Contemplações


A paisagem natural como elemento de fruição
Francisco Gil

Segundo os dicionários e enciclopédias, o conceito de Arte é uma atividade humana ligada a manifestações de ordem estética. Diz respeito ao que se considera ser uma criação dos humanos, quando são aplicados os saberes e o domínio teórico e prático na produção de artefactos – escultura, pintura, música, etc, para serem admirados e fruídos.

Os artistas, criadores de arte, são os autores de algo novo, original, que se destaca de outros trabalhos, pela excelência das técnicas utilizadas e pela criatividade demonstrada em relação ao comum e usual. O adjetivo criador – aquele que cria, que inventa algo novo – tanto aproxima o/a artista de Deus ou dos Deuses (os criadores de todo o universo), como ao mesmo tempo reduz a sua criação a um patamar inferior em relação à obra natural. Por exemplo, a representação de uma árvore em desenho, pintura ou escultura, pode ser considerada uma obra de arte pela complexidade das técnicas utilizadas ou pela originalidade da sua representação. No entanto, o elemento natural representado, por ser uma “criação” da natureza, é a obra original, é o modelo primordial. Este é o entendimento clássico da obra artística na representação da natureza: uma mera cópia da criação divina.

Em contraste com o antropocentrismo dominante, sensibilizados pela proteção da natureza e pela sustentabilidade, assistimos hoje, à fruição e contemplação da criação natural como se de uma exposição artística se tratasse. Em muitas regiões com paisagens naturais protegidas, existem percursos e itinerários para uma aproximação e valorização dos espaços naturais e de outros olhares para a natureza não humanizada.

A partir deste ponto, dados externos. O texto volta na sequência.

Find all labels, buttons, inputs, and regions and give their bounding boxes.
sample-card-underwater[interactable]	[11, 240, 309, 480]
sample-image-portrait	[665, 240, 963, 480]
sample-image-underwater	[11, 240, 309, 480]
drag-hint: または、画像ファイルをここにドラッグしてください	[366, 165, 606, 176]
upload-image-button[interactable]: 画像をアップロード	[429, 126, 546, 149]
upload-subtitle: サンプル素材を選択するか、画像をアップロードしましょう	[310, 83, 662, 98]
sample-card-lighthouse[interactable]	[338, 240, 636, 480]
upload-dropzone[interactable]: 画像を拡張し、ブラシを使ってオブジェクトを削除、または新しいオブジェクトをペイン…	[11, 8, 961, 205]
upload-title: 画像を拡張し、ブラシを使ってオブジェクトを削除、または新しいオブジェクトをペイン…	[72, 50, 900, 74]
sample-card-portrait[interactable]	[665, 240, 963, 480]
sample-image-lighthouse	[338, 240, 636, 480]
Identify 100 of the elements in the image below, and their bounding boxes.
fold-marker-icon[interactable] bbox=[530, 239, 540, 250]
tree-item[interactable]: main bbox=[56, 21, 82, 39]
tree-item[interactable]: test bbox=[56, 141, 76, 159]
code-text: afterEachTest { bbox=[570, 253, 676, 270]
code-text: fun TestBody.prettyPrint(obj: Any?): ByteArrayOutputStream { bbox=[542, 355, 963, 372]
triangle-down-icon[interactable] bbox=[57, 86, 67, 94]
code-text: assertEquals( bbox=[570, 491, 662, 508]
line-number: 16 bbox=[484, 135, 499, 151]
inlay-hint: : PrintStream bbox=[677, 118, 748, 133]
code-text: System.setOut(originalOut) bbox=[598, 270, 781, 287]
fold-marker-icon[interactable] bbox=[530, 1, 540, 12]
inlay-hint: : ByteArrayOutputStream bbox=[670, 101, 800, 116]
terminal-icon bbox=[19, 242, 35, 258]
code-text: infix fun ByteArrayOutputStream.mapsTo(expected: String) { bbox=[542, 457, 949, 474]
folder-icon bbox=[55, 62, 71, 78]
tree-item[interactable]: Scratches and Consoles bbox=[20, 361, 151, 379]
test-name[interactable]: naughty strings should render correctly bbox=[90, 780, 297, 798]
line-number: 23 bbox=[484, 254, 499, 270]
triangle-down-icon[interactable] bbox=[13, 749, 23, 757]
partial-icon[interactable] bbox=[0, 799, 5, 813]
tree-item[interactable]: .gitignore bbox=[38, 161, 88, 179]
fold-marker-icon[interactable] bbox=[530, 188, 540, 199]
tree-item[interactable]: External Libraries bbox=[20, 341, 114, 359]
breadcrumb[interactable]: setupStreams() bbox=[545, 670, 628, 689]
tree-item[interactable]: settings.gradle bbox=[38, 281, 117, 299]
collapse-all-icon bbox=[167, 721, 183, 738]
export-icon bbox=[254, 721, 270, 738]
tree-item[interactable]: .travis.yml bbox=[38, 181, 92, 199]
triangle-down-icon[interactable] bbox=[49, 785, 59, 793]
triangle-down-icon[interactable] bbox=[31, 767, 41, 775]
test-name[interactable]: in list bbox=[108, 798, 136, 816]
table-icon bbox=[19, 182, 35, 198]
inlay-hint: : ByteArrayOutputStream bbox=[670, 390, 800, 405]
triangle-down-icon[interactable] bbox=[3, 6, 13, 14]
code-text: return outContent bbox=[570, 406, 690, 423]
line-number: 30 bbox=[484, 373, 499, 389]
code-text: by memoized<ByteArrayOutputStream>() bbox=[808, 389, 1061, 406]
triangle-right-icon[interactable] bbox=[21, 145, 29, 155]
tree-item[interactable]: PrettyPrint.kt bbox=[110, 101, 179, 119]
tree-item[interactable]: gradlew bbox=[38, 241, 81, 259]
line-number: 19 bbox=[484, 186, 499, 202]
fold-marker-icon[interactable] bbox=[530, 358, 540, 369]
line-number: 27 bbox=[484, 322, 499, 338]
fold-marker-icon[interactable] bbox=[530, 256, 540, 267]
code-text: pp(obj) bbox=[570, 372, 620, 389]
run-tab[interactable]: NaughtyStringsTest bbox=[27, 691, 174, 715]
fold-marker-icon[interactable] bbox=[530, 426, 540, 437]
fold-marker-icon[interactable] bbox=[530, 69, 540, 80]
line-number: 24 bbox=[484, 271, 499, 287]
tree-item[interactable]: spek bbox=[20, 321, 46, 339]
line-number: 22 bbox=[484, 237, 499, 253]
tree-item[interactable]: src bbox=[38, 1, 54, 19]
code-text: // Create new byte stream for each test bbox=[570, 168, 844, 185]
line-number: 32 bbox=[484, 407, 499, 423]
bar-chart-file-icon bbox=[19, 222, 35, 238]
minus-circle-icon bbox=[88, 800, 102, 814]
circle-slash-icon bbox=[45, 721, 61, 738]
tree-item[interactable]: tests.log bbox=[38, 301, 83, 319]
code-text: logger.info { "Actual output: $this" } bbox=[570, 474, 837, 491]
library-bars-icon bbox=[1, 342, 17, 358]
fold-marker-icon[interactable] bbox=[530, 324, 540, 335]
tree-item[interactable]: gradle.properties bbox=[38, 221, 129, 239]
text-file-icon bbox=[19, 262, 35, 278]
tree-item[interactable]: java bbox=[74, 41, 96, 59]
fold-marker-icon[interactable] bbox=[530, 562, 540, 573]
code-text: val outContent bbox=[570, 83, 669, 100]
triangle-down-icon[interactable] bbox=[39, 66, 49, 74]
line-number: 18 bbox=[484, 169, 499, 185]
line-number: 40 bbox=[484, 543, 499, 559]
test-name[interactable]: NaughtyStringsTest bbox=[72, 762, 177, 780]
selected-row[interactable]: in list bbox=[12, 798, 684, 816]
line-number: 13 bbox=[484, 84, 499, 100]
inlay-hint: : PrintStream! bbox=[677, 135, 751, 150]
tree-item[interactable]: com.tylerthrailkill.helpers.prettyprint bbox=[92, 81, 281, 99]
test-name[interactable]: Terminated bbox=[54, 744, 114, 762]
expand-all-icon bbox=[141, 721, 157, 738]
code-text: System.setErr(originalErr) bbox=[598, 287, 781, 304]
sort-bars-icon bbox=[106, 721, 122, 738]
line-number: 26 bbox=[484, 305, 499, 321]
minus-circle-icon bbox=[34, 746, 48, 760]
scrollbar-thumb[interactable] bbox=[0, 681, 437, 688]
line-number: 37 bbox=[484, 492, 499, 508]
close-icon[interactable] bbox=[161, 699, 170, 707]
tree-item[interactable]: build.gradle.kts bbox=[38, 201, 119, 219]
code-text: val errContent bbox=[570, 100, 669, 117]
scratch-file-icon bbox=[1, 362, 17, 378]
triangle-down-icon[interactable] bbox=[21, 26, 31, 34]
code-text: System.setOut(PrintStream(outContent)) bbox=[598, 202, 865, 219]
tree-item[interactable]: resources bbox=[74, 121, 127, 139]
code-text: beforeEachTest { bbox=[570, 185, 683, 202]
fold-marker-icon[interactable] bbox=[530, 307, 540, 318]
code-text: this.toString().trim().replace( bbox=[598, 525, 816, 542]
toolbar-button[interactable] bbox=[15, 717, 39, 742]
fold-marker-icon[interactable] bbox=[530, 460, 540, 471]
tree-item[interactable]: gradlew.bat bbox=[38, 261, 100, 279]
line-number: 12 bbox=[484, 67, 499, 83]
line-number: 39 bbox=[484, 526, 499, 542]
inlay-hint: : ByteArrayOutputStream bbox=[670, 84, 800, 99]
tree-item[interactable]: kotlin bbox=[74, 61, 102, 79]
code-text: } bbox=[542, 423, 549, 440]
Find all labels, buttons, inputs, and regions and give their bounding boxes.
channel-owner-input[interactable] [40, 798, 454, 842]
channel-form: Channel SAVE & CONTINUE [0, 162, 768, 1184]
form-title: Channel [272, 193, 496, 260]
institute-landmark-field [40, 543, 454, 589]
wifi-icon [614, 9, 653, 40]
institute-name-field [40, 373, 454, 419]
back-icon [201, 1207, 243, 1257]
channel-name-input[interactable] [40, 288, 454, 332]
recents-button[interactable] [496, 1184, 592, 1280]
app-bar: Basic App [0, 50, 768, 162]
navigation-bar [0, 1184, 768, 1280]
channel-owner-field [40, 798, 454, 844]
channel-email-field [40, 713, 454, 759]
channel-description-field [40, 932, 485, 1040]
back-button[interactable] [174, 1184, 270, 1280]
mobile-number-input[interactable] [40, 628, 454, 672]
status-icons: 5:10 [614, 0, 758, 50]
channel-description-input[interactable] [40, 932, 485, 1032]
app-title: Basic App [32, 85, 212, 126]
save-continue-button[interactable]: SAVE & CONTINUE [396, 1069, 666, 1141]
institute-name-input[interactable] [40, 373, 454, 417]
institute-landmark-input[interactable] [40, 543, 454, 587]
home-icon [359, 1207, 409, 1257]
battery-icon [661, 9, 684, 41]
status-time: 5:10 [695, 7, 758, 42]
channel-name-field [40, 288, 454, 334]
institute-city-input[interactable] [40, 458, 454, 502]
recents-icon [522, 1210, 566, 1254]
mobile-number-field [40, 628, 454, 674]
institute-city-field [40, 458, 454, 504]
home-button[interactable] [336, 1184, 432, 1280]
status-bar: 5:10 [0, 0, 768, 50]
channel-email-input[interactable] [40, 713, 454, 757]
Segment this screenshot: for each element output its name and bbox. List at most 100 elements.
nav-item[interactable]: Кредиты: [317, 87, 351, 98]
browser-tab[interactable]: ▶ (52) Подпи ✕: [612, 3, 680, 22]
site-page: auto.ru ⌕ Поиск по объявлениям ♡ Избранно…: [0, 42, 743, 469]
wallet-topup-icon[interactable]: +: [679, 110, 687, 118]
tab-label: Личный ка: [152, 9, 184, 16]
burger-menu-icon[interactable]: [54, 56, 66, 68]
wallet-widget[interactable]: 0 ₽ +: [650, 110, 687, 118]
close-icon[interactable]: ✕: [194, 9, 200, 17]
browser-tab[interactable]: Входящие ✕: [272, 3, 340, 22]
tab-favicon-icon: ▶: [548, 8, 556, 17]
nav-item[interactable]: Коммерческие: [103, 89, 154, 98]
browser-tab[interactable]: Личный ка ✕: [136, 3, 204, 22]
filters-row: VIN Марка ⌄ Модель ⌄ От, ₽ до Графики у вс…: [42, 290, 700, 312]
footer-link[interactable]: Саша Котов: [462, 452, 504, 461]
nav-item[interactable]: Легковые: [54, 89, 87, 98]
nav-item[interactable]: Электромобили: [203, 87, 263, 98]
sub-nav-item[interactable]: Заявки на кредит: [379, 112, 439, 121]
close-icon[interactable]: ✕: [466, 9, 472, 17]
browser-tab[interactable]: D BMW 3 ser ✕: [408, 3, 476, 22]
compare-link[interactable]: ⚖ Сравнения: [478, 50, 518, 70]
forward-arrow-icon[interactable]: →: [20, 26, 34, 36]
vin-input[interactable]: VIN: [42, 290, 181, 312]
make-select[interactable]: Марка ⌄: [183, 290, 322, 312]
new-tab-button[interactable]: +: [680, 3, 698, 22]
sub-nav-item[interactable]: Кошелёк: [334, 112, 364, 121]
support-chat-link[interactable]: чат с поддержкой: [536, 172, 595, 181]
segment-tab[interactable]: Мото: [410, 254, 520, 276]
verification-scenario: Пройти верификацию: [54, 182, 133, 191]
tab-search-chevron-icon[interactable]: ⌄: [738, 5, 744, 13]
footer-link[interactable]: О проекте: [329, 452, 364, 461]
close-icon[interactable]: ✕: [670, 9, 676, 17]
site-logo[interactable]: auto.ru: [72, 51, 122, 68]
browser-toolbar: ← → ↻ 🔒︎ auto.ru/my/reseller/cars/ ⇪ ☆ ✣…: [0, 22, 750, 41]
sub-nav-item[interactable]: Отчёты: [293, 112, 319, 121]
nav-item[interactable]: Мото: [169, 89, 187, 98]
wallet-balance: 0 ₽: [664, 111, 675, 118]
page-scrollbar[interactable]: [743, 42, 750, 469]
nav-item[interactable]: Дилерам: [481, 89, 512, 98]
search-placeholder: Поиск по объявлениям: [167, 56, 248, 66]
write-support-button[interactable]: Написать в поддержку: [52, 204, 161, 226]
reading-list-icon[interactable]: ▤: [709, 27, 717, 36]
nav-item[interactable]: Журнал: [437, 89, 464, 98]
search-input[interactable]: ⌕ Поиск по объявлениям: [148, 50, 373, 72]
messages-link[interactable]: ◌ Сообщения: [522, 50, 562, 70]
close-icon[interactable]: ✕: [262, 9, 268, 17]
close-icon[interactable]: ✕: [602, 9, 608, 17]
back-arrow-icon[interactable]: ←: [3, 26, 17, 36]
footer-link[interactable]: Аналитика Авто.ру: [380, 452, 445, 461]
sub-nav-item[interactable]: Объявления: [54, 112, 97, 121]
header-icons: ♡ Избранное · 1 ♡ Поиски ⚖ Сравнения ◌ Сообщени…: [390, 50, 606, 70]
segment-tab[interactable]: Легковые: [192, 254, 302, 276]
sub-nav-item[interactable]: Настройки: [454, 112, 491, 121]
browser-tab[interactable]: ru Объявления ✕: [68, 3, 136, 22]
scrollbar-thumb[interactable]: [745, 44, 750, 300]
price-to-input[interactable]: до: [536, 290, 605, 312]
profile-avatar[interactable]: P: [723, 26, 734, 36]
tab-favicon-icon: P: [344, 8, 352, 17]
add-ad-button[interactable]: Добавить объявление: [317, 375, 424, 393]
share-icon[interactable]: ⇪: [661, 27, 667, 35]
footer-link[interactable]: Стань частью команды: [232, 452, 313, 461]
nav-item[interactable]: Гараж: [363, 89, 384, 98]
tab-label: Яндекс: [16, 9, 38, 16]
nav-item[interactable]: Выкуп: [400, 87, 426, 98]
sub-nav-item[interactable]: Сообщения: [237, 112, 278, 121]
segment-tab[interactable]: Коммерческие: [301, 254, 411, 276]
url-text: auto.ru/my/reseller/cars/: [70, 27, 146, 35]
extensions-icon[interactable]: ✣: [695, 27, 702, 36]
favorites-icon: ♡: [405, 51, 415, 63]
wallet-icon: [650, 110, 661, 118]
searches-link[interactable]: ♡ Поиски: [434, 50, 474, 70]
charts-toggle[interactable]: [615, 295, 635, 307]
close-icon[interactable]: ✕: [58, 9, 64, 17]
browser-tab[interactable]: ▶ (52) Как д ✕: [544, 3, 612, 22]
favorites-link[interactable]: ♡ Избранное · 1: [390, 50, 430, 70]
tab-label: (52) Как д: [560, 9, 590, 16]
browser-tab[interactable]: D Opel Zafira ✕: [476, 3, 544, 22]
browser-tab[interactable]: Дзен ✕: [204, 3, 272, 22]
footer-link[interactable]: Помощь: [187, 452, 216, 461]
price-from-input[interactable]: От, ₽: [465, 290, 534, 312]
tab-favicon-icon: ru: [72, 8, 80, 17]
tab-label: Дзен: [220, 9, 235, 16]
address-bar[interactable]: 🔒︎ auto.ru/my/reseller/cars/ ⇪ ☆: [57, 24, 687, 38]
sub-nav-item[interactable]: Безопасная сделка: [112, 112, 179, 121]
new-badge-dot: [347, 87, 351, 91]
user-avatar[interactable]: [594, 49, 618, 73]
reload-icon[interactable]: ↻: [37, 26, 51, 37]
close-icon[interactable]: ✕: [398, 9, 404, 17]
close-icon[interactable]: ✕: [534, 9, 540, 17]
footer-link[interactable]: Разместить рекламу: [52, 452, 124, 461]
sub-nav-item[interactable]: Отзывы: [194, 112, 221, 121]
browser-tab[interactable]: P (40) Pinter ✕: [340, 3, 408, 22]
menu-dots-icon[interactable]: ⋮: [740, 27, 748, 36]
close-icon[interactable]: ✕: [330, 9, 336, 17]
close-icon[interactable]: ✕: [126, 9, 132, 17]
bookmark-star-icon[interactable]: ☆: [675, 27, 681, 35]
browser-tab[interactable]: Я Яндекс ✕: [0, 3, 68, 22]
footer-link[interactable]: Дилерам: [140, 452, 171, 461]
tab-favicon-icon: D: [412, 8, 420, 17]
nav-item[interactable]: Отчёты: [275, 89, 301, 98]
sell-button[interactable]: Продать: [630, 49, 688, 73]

No planalto do Colorado, situado no continente americano, a oeste das Montanhas Rochosas, existem algumas das mais impressionantes obras naturais formadas pela erosão. A ação do tempo: as chuvas, os ventos, as variações de temperatura formaram ao longo de milhares de anos paisagens naturais que impressionam, não só pela dimensão, mas sobretudo pelos detalhes, pela originalidade e diferença com outras formações mais ou menos comuns do espaço natural. É por isso que grande número de visitantes se deslocam todos os anos aos famosos parques naturais americanos situados no planalto, como o Antelope Canyon, Bryce Canyon, Grand Canyon, Zion, entre outros.

No Utah, perto de Moab no Arches National Park, existe um arco natural em arenito vermelho com aproximadamente 15 metros de altura e com uma forma tão interessante, que passou a ser um dos símbolos do próprio estado do Utah. Conhecido como Arco Delicado (Delicate Arch) é, de facto, uma autêntica maravilha da escultura geológica. Para se chegar ao arco há que fazer um percurso de alguns quilómetros por uma área árida, numa exigente caminhada, o que torna ainda mais gratificante o encontro com o arco natural.

Têm-nos ensinado, ao longo do nosso percurso de vida, a apreciar e fruir as mais variadas criações humanas, mas o prazer e fruição que se sente no contacto com obras naturais, fazem-nos refletir sobre a própria dimensão humana. O deslumbramento que muitos visitantes sentem e exprimem perante as paisagens naturais, são o reflexo de uma progressiva mudança de paradigma, onde se começa a valorizar cada vez mais o todo a que pertencemos e a urgente necessidade de se defender o património natural, um bem comum de todos e para todos.